A velha olhou os outros doentes à espera, e murmurou, com ar aborrecido:
— Tanta gente…
Muita gente. E era sempre assim, desde que viera da terra para ali, para se curar. Saía lá da enfermaria, para fazer os exames… e encontrava a sala cheia, sempre.
— Há tanta gente doente…
E os olhos, húmidos, miravam tudo.
— Mas eu sou um velha “carcaça”. Não presto para nada… Inda que os novos se tratem… mas eu… eu não me curo, não. Já sou muito velha.
— Ora, ora, a tia Ferreira tira agora um “retrato”, vai ficar toda bonita e vai ver que já está boa e já se pode ir embora para a sua terra.
— Para a terra…
O pensamento voava-lhe. As esperanças de novo lhe vinham. Os olhos húmidos ficavam-lhe secos e a cara de menina-velha tomava vida.
Havia de ir para a terra. Havia, sim senhora!

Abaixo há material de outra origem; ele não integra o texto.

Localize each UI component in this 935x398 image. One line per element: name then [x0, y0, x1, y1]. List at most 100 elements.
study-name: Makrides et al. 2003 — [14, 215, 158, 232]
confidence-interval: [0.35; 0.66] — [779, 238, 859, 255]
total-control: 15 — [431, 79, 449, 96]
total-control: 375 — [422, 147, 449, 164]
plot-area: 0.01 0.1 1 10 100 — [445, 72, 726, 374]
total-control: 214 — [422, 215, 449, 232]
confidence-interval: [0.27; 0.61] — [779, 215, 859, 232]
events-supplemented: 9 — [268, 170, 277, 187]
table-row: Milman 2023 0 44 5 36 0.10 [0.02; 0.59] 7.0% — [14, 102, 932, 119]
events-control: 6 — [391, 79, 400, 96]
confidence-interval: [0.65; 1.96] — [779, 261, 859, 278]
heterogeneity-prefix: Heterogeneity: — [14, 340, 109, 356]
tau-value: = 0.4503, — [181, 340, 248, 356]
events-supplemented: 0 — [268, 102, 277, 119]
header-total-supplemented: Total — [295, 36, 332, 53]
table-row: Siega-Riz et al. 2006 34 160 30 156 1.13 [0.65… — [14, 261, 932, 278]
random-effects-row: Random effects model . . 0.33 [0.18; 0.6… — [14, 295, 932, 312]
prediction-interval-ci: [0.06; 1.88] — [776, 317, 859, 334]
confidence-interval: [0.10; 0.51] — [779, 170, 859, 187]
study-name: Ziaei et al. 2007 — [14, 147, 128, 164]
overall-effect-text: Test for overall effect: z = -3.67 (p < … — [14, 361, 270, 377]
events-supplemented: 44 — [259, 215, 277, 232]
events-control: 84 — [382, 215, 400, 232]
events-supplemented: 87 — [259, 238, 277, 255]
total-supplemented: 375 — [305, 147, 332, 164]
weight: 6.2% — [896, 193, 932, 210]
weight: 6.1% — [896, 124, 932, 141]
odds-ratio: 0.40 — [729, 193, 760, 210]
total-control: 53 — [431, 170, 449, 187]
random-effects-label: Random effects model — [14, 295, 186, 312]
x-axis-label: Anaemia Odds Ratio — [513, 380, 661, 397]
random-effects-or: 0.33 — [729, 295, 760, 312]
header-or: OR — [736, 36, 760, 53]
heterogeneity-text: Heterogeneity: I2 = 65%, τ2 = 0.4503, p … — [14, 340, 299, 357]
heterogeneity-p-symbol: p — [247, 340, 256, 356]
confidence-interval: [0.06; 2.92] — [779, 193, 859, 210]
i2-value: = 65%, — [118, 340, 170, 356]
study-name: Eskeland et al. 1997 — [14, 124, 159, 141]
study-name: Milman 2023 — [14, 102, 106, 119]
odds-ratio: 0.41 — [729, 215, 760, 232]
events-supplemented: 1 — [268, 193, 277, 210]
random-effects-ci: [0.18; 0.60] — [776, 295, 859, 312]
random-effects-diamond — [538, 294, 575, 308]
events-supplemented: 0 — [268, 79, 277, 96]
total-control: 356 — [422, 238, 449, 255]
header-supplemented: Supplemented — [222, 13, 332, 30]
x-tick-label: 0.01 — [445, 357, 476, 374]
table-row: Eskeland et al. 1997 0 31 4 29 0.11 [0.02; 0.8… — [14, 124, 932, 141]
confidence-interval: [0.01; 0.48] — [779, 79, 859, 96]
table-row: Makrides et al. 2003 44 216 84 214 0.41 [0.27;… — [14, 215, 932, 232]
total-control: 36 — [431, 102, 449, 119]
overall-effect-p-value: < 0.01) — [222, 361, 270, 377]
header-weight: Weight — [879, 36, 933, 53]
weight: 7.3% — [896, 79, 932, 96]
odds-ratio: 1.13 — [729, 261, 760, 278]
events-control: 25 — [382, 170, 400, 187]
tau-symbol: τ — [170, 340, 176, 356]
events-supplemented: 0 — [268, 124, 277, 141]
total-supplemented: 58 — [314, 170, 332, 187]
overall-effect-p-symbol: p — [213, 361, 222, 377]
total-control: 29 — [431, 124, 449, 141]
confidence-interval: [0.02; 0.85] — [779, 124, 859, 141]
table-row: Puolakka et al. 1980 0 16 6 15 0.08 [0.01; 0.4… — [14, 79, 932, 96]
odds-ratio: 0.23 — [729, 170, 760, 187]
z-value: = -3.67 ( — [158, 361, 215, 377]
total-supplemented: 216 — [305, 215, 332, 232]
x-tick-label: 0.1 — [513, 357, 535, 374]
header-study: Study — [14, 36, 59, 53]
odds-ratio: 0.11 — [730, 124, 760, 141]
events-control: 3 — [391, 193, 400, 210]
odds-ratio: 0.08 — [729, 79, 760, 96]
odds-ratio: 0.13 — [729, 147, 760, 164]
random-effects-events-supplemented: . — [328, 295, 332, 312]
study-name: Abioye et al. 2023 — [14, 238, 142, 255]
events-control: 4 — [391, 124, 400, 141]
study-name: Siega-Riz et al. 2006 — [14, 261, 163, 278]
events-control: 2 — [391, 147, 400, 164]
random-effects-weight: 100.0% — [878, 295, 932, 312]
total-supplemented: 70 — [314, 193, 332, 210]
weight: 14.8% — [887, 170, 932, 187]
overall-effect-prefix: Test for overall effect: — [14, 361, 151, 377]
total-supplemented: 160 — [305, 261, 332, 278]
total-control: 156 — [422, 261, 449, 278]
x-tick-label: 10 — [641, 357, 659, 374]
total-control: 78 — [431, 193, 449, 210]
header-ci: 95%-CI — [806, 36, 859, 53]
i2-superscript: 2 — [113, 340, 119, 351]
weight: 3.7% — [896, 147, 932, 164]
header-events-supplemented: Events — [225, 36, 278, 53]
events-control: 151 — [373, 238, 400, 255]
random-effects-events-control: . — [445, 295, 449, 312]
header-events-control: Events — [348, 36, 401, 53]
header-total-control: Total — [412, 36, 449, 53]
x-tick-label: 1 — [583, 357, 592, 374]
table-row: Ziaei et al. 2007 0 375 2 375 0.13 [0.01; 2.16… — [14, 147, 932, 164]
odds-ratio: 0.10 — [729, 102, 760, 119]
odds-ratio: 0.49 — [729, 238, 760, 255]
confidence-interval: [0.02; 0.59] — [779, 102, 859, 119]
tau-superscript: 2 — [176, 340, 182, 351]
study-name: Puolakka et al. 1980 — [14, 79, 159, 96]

Ora ora, que estava ela com aquelas lamechices? Também, ela não era velha por aí além, que diabo! Diabo. Diabo, não! Não devia falar nele!... Pensar só em Nosso Senhor. Isso! Em Nosso Senhor e na Virgem… naquela lá da capela… na dos anjinhos aos pés… como se chama ela? O senhor abade é que sabia! Ora, era a Virgem!... Só há uma, porquê chamar-lhe tantos nomes? Pois, então, não falar do diabo — t’arrenego! — falar em Deus, na Virgem e nos santinhos… — e em seu Manel, sempre solteirinho, mas que havia de casar. Ai, havia, havia! Quando viesse lá das Franças… E ela havia de ver! Havia de curar-se! Havia! O “retrato” havia de ficar bonito, pró senhor doutor lhe dizer que já faltava pouco… Havia… havia…
— Mas é preciso a gente não respirar para ficar bem, não é?...
— Temos de encher os pulmões…
— Ah… e depois não se respira, não é?
— Pois é.
— Então é assim que farei!
E ficou-se, num mutismo que deixava adivinhar um mundo de pensamentos na cabeça baixa, de olhos no chão.
Aconchegou a túnica de flanela, o hábito do hospital, e disse, como se falasse consigo mesma:
— Pobre diabo, que nem saia tens…

27 de Julho de 1972






7 comentários:

  1. O mundo interior de uma pessoa idosa, presa no seu próprio labirinto de incertezas e uma ténue esperança de regresso às raízes. A componente religiosa e um Crer que é suporte de um querer regressar a um passado, mesmo que consciente de uma realidade demolidora, que se expressa numa lamuria:
    - Pobre diabo, que nem saia tens ...

    Bonito conto ...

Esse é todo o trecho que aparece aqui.